I'm confused about how to solve this problem. Could someone show me the steps?
to get the resultant or the total distance, we use distance formula:
d = sqrt[ (x2-x1)^2 + (y2-y1)^2 ]
where
(x1,y1) is our reference/starting point, and
(x2,y2) is the final point
assuming our reference point is at the origin which is at (0,0)
d = sqrt[ (x2)^2 + (y2)^2 ]
substituting:
d = sqrt[ (19)^2 + (-32)^2 ]
d = 37.22 km
*note: we use -32 since it is travelling south/downward direction
getting the direction: let theta = angle from x-axis measured counterclockwise,,
tan (theta) = y/x
tan (theta) = (-32)/19
theta = -59.3 degrees
*note: the negative sign means opposite direction, or it is rotated clockwise
since we need the angle to be relative to south/y-axis,
90 - 59.3 = 30.7 degrees from south
thus distance = 37.22 km , 30.7 degrees from south
hope this helps~ :)
Thank you so much! This definitely helped! =)
To solve this problem, you can use the Pythagorean theorem to find the distance and basic trigonometry to find the direction.
Step 1: Draw a diagram
Start by drawing a diagram to represent the boat's path. Mark the starting point and label the distances traveled east and south.
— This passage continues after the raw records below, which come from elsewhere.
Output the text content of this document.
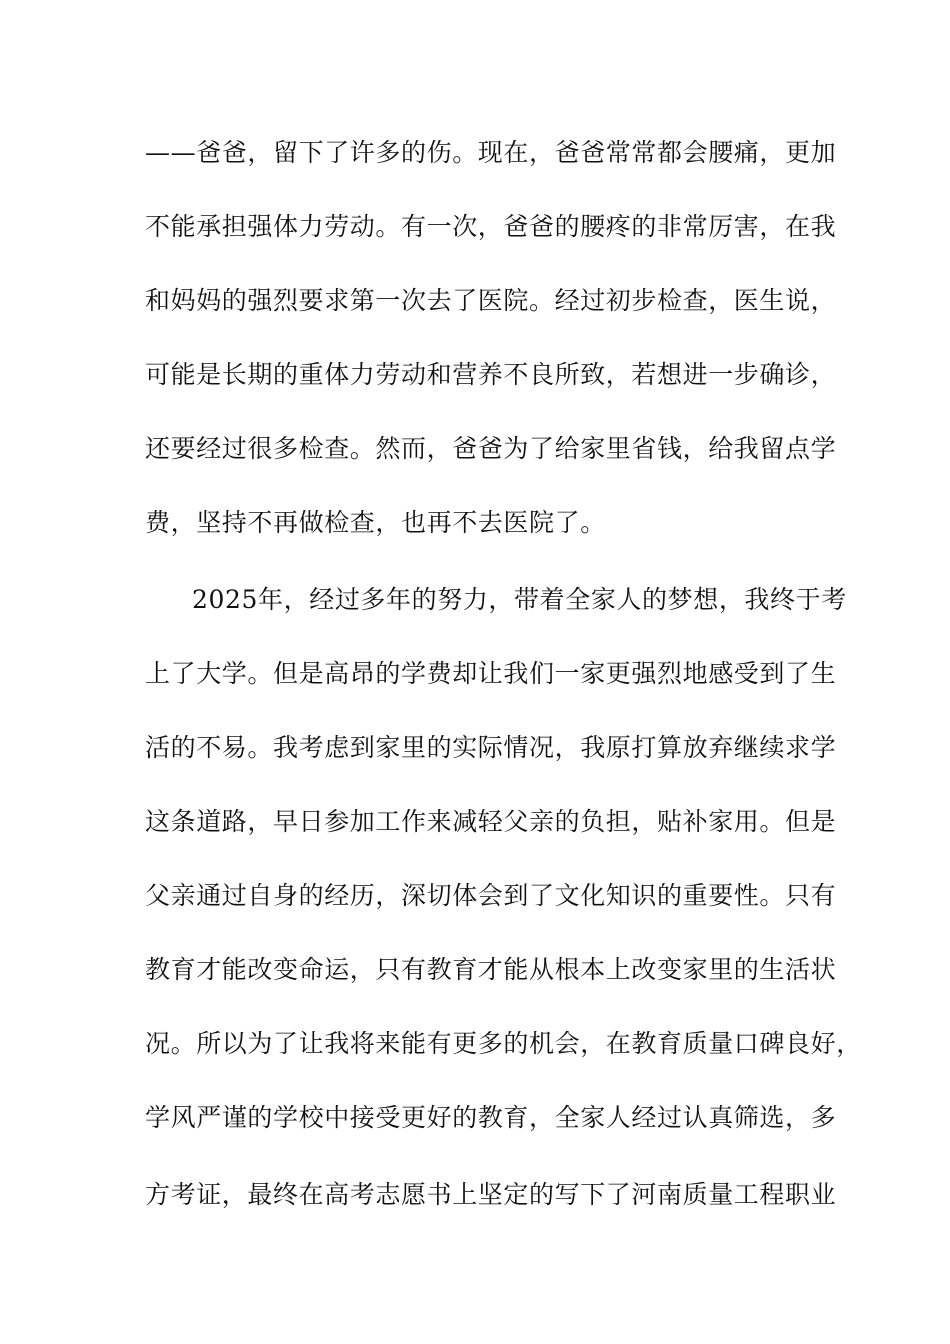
——爸爸，留下了许多的伤。现在，爸爸常常都会腰痛，更加
不能承担强体力劳动。有一次，爸爸的腰疼的非常厉害，在我
和妈妈的强烈要求第一次去了医院。经过初步检查，医生说，
可能是长期的重体力劳动和营养不良所致，若想进一步确诊，
还要经过很多检查。然而，爸爸为了给家里省钱，给我留点学
费，坚持不再做检查，也再不去医院了。
2025年，经过多年的努力，带着全家人的梦想，我终于考
上了大学。但是高昂的学费却让我们一家更强烈地感受到了生
活的不易。我考虑到家里的实际情况，我原打算放弃继续求学
这条道路，早日参加工作来减轻父亲的负担，贴补家用。但是
父亲通过自身的经历，深切体会到了文化知识的重要性。只有
教育才能改变命运，只有教育才能从根本上改变家里的生活状
况。所以为了让我将来能有更多的机会，在教育质量口碑良好，
学风严谨的学校中接受更好的教育，全家人经过认真筛选，多
方考证，最终在高考志愿书上坚定的写下了河南质量工程职业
Step 2: Calculate the hypotenuse
Using the Pythagorean theorem, we can find the distance of the trip (referred to as the hypotenuse) by finding the square root of the sum of the squares of the distances traveled east and south.
Distance = √(19^2 + 32^2)
Distance = √(361 + 1024)
Distance = √1385
Distance ≈ 37.19 km
So, the distance of the trip is approximately 37.19 km.
Step 3: Calculate the direction
To find the direction, we can use trigonometry. In this case, we will use the tangent function.
Direction = atan(32/19)
Direction ≈ 58.49°
Therefore, the direction of the trip, relative to the south, is approximately 58.49°.
In summary, the distance of the trip is approximately 37.19 km, and the direction relative to the south is approximately 58.49°.